Many of us remember the comic strip-turned Broadway musical turned-movie-turned movie, about little orphan Annie. My 8-year old daughter, Kayla, reminds me every day as she sings (on key), “It’s The Hard Knock Life” and “Tomorrow.” The lyrics, “’stead of treats, we get tricked, ‘stead of kisses, we get kicked,” come to my mind when I read the Food and Drug Administration’s (FDA) “clarification policy” regarding orphan drug exclusivity, published in a Federal Register notice, dated December 23, 2014. While some in industry might have hoped that FDA could change its orphan drug policy in light of a recent court decision challenging the agency’s decision on a particular product, the agency said, in keeping with the holiday season, bah humbug. As will be discussed, FDA said the court decision was case-specific, and its policy remains the same. 

In a Bulletin, dated October 28, 2014, we discussed the Depomed case, where the U.S. District Court for the District of Columbia ordered FDA to recognize orphan drug exclusivity of Gralise® (gabapentin tablets) “without requiring any proof of clinical superiority or imposing any additional conditions on Depomed.”1 We will not re-review the court decision here, except to note that many readers of the holding wondered whether FDA would revise its clinical superiority requirement. The agency has responded – no. 

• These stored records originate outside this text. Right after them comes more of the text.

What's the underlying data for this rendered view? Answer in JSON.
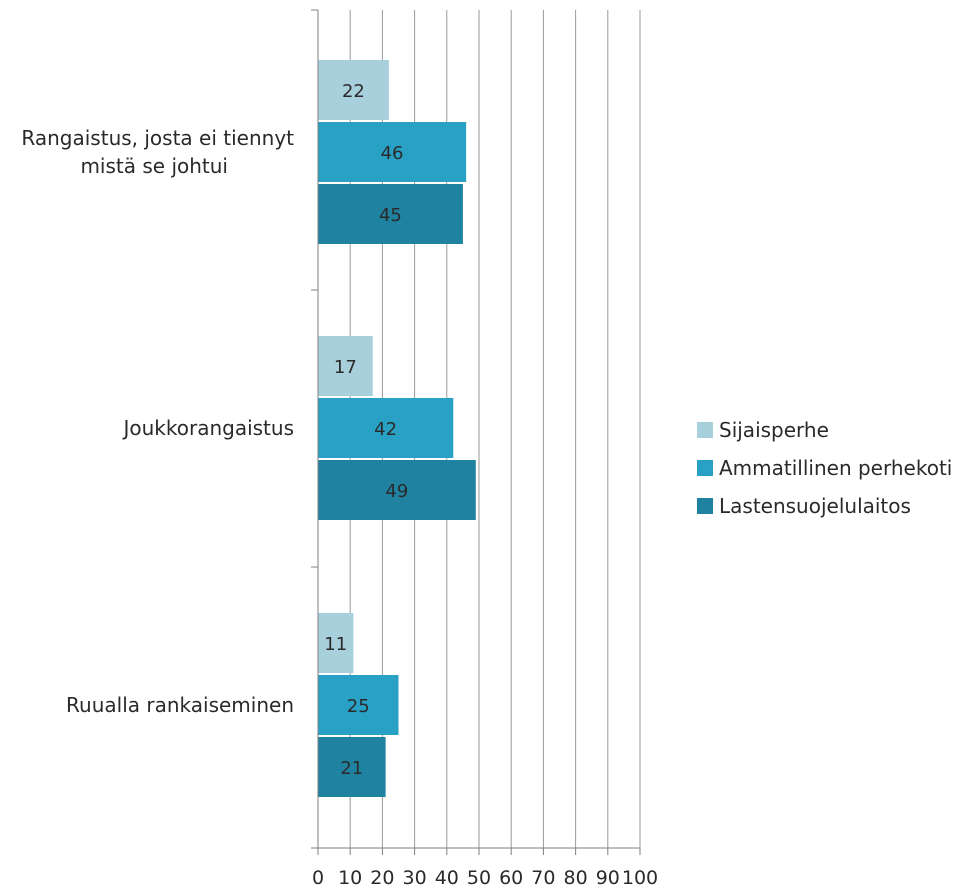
{
  "chart_data": {
    "type": "bar",
    "orientation": "horizontal",
    "categories": [
      "Rangaistus, josta ei tiennyt mistä se johtui",
      "Joukkorangaistus",
      "Ruualla rankaiseminen"
    ],
    "category_lines": [
      [
        "Rangaistus, josta ei tiennyt",
        "mistä se johtui"
      ],
      [
        "Joukkorangaistus"
      ],
      [
        "Ruualla rankaiseminen"
      ]
    ],
    "series": [
      {
        "name": "Sijaisperhe",
        "color": "#a7cfdc",
        "values": [
          22,
          17,
          11
        ]
      },
      {
        "name": "Ammatillinen perhekoti",
        "color": "#29a1c4",
        "values": [
          46,
          42,
          25
        ]
      },
      {
        "name": "Lastensuojelulaitos",
        "color": "#1f82a0",
        "values": [
          45,
          49,
          21
        ]
      }
    ],
    "x_ticks": [
      0,
      10,
      20,
      30,
      40,
      50,
      60,
      70,
      80,
      90,
      100
    ],
    "xlim": [
      0,
      100
    ],
    "grid": true,
    "legend_position": "right",
    "title": "",
    "xlabel": "",
    "ylabel": ""
  }
}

In the Federal Register notice, FDA said that it interprets the Depomed decision to be limited to Gralise only. Thus, it does not intend to revise its clinical superiority regulatory framework, at this time. FDA stated:

In consideration of any uncertainty created by the court’s decision in Depomed, the Agency is issuing this statement. It is the agency’s position that, given the limited terms of the court’s decision to GRALISE, FDA intends to continue to apply its existing regulation in part 316 to orphan-drug exclusivity matters. FDA interprets section 527 of the FD&C [Federal Food, Drug, and Cosmetic] Act and its regulations (both the older regulations that still apply to original requests for designation made on or before August 12, 2013, as well as the current regulations) to require the sponsor of a designated drug that is the ‘same’ as a previously approved drug to demonstrate that its drug is ‘clinically superior’ to that drug upon approval in order for the subsequently approved drug to be eligible for orphan-drug exclusivity.

AGG Observations

  • For now, to quote The Who – “Meet the new boss – same as the old boss.” Nothing has changed, at least for now, with the FDA’s orphan drug requirements or interpretation.
  • Another lawsuit, particularly if FDA loses again, might prompt a change. But don’t expect the sun (of change) to come “tomorrow.”
  • For those expecting a potential “treat,” where FDA would reconsider its orphan drug policy, they might feel “tricked,” but FDA’s statement is not entirely surprising. The agency is not inclined to change, en masse, rules it has had for years because of an interpretation (namely the clinical superiority element) of a lone court decision. It typically takes a few losses in court before FDA reverses course.
  • We will continue to follow orphan drug developments.